神谷さんの話の要点を自分なりにまとめると概ね以下のようになります。
- シロアリは分解者として自然界で無くてはならない存在
- シロアリという生き物は一匹一匹ではなく集団として考える
- 一匹のシロアリが殺虫剤の付いた木をかじって死んでも、集団としては確実に喰い進んでいく
- なので、シロアリが来ないようにとあらかじめ薬をまいても無駄
- 人が住む家だから、シロアリがきたら最小限の薬剤を使って効果的な駆除をする
- 全体を消毒するという発想はばかげている
- 定期的にチェックし発見したら駆除するという考え方が大切
- そのために床下などメンテナンスがしやすい家づくりをする
いわゆる「シロアリ業者」としては薬剤を大量に使えば売り上げも上がって儲かるはずですが、神谷さんの場合、住む人の健康のことや自然界でのシロアリの役割までも考えて、家を守るために必要最小限の介入をするということを徹底しています。
そのためシロアリ調査は有料だそうです。
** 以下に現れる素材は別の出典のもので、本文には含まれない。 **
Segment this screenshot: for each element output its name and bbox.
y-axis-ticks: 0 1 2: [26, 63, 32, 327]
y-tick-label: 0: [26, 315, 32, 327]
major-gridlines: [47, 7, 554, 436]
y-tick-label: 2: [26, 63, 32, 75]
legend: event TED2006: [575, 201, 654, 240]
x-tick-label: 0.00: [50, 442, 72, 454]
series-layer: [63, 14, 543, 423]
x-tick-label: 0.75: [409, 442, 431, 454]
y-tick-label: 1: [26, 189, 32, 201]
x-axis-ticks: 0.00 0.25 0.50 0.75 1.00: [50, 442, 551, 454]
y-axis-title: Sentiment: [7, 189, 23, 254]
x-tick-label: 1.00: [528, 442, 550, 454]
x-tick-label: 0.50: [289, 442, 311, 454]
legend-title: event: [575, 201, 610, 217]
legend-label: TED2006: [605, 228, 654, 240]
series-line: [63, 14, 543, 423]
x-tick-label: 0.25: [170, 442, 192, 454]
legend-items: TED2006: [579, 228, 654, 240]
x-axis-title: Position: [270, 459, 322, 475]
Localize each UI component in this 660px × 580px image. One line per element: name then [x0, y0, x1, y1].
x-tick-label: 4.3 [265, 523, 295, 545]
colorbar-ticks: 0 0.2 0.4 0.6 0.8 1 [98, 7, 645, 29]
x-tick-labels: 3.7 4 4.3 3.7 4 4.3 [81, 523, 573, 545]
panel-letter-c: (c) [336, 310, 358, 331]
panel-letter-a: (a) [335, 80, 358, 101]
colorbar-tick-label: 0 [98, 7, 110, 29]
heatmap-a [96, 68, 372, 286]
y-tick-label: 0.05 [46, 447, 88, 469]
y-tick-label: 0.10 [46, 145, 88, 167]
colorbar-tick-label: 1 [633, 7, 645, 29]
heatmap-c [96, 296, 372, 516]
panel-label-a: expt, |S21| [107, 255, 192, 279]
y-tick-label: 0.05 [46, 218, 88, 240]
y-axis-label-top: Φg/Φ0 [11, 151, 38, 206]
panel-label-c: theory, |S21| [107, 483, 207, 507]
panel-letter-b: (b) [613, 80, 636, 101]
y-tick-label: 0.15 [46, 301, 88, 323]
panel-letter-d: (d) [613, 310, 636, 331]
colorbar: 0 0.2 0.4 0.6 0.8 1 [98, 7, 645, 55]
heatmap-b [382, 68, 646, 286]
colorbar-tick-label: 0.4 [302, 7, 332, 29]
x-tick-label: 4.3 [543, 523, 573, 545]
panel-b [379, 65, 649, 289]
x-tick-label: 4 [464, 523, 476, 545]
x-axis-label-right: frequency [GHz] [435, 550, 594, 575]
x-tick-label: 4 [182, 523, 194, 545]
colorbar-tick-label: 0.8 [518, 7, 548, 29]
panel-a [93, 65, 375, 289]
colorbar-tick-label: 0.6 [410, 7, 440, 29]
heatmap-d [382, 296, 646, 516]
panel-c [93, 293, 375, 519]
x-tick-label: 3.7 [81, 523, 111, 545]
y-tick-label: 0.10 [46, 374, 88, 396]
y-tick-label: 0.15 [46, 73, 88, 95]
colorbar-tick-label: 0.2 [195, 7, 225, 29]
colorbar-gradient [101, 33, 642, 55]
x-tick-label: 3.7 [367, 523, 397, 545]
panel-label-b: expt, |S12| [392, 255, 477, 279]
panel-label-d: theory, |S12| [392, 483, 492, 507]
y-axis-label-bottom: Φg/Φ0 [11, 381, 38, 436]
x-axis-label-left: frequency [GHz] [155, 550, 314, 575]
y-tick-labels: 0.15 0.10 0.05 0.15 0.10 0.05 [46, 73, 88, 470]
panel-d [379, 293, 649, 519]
タダより高いものはないといいますが、無料で調査するということは大量に薬をまいてそれなりの金額を回収しないと成り立たないビジネスモデルなのでしょう。
21世紀に入って環境問題が大きく取り上げられていますが、これは人間が自然をコントロールしようした結果、思わぬ反動が跳ね返ってきたということです。
しかし、だからといって文明を放棄して過去の時代に戻ることはできないですから、「必要最小限の介入」で自然をコントロールする知恵こそが次の時代の技術になっていくのだと思います。
このような考え方はシロアリだけでなく建築環境においても全く同じで、この本の中でも別の章で武蔵工業大学の宿谷先生の話がとても参考になります。
もし興味があれば、この本は近山スクール東京のホームページから購入することができます。
神谷さんのシロアリの話のほか、山の話、木の話、木構造、建築環境、木造の防火、家づくりのあり方など、テーマは近山スクールの講座の中から過不足無く取り上げられています。
山に働くひとから、家を作ろうと思っている方まで、家づくりにかかわるすべての人にお勧めです。